Спорные вопросы в истории кубанского казачества: от 1917 года до современности. Интервью с Андреем Дюкаревым
Андрей Дюкарев — один из ведущих специалистов по истории кубанского казачества, который не боится исследовать самые трудные и противоречивые вопросы прошлого. За последнее время вышли сразу две его книги: монография «Историческая память кубанского казачества» и художественная повесть «Голгофа атамана».
Редактор Юга.ру Денис Куренов поговорил с Андреем Дюкаревым о сложных моментах в истории кубанского казачества: о расколе в годы революции, трагедии расказачивания, проблеме коллаборационизма и поисках идентичности в современном мире.
Беседа приурочена ко Дню памяти жертв расказачивания, отмечаемого 24 января. Именно тогда в 1919 году ЦК РКП(б) выпустил циркулярное письмо об отношении к казакам.

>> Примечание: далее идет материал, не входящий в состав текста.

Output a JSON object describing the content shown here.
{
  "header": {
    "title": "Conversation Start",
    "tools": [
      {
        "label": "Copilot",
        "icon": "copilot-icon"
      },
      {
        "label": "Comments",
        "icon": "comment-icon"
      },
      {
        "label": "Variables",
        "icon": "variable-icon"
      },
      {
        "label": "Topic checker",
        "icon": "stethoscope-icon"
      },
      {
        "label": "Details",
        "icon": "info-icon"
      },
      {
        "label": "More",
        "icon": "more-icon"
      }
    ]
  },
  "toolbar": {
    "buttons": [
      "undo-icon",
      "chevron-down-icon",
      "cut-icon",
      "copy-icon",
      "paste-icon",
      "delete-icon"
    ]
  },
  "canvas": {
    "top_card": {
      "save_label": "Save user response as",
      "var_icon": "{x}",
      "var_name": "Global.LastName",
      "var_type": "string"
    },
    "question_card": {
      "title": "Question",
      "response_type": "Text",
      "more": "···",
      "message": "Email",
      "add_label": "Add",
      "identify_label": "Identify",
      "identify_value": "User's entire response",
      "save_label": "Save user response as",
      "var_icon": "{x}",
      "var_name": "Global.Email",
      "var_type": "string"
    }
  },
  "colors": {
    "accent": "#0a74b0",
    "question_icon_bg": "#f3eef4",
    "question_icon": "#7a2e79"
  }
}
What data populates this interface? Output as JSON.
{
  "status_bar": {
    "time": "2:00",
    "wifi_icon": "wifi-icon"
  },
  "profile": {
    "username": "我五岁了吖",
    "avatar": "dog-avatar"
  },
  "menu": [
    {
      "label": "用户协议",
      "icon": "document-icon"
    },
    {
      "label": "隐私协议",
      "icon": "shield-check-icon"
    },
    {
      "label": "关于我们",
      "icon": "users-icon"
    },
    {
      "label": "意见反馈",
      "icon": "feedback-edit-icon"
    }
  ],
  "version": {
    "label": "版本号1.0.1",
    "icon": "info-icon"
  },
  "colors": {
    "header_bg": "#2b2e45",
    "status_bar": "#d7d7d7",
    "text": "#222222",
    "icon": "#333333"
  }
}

Поздравляю с выходом уже второй вашей книги за последнее время. Хочу начать с более ранней работы — «Историческая память кубанского казачества». В подзаголовке вы обозначили «попытки осмысления трудных (спорных) вопросов». Давайте представим, что вы рассказываете об этой книге непосвященному читателю. Какие три-четыре ключевых пункта вы бы выделили как наиболее актуальные и, возможно, болезненные для исторической памяти кубанского казачества?
— Первый и важнейший аспект — это тема революции и Гражданской войны в судьбе кубанского казачества. Здесь особенно важно глубокое осмысление раскола, ставшего спусковым крючком для последующих трагических событий.
Второй момент — это расказачивание, репрессии и, если заканчивать все это логически, — проблемы реабилитации. Несмотря на то, что в 1990-е годы эта тема стала открыто обсуждаться и был принят закон о реабилитации, сейчас, спустя 30 лет, необходимо более глубокое переосмысление этих процессов как в научном, так и в общественном плане.
Третий болезненный аспект — проблема коллаборационизма. Кубанское казачество также затронула эта тема, и она до сих пор остается предметом острых дискуссий.
И, наконец, четвертый момент — этносоциальная идентичность казачества, неразрывно связанная с исторической памятью и перспективами его развития. Эта проблема поднимает принципиальные вопросы: какую память о казачестве мы сохраняем и передаем следующим поколениям, каково будущее казачества в современном мире.
Продолжая тему идентичности — как вы определяете казачество? Это отдельный этнос, субэтнос в рамках более крупного этноса, сословие или социокультурная общность?
— Это сложный вопрос, поскольку казачество — не застывшая субстанция, а живой социальный организм, постоянно развивающийся в историческом процессе.
Активная дискуссия об идентичности казачества началась в 1990-е годы, в период его возрождения. Тогда особенно остро встал вопрос о народной составляющей идентичности — многие настаивали, что казачество — это народ, а не сословие. Да, термин «сословие» до сих пор болезненно воспринимается некоторыми потомками казаков. Но нужно понимать, что сословие — это историческая данность дореволюционного периода, определявшая юридический статус казачества в системе Российской империи.
В те же 1990-е ученые предложили концепция казачества как субэтноса в составе русского народа. Эта гипотеза оказалась достаточно приемлемой, хотя и не решила всех споров, которые продолжаются уже более 30 лет.
Читайте также:
На мой взгляд, процессы этногенеза в казачестве действительно шли в начале XX века, но были искусственно прерваны революционными событиями и советским периодом. О существовании этих процессов свидетельствует само возрождение казачества, которое было бы невозможно без сохранявшейся даже в советское время этнической памяти.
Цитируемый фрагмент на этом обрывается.